Lew
The DP80 uses an iron core stator.
The distinction between Denon's "3 phase AC outer rotor motor" and Technics "Brushless DC with integral magnet platter" is largely semantic.
The Technics motor is a 3 phase outer rotor motor which includes a circuit in the motor which generates 3 AC waveforms due to the motion of the rotor. These waveforms are necessarily synchronous with the rotor. The waveforms are then amplified to a level determined by the PLL controlled servo loop and fed back to the motor drive coils. The PLL is fed by Technics famous frequency generator circuit.
Without access to the Denons circuit details I cannot say exactly how the Denon generates the frequency required to run its motor but I can say that it also employs a PLL controlled servo loop to slave the coil drive to a motion dependent signal, this time generated by a magnetic signal recorded on the platter (a primitive version of a rotary encoder). The loop presumably also controls the voltage of the drive amplifiers - if it did not the level of cogging would render the motor useless.
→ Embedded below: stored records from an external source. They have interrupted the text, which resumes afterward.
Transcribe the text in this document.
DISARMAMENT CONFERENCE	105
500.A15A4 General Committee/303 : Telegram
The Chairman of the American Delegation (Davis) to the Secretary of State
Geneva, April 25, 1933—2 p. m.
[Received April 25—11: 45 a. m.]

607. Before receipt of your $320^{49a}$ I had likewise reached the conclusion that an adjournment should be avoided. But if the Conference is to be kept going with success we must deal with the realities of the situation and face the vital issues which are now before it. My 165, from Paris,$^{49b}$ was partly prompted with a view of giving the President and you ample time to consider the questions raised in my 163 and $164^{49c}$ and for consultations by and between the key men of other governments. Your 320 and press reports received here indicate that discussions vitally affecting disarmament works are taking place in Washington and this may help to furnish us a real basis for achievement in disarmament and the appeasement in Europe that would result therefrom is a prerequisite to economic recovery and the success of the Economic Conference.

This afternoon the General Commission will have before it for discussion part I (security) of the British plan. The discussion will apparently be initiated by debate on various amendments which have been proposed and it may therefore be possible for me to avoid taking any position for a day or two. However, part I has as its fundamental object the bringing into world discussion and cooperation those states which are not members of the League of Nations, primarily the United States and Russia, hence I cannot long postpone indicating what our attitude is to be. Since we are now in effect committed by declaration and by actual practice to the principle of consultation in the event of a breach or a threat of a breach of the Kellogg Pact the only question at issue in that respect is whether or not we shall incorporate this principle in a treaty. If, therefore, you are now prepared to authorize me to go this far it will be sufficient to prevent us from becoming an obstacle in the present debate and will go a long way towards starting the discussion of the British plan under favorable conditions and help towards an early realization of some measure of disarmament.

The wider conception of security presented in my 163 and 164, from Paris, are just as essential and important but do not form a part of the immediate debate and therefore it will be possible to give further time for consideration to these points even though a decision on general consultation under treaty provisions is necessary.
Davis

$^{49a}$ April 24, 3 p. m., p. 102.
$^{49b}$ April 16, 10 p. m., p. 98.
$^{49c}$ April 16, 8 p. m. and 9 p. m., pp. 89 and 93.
From a practical point of view the only difference would be in the fidelity of the drive waveform. The forward drive voltage in the Techics motors I've seen is fairly ugly, the engineers relied on the high speed of the FG servo to smooth the rotation. Denon's encoder is a lot slower so they would have to have a cleaner waveform to start with. They are both neat solutions to the central problem, neither appears to me to be inherently inferior to the other.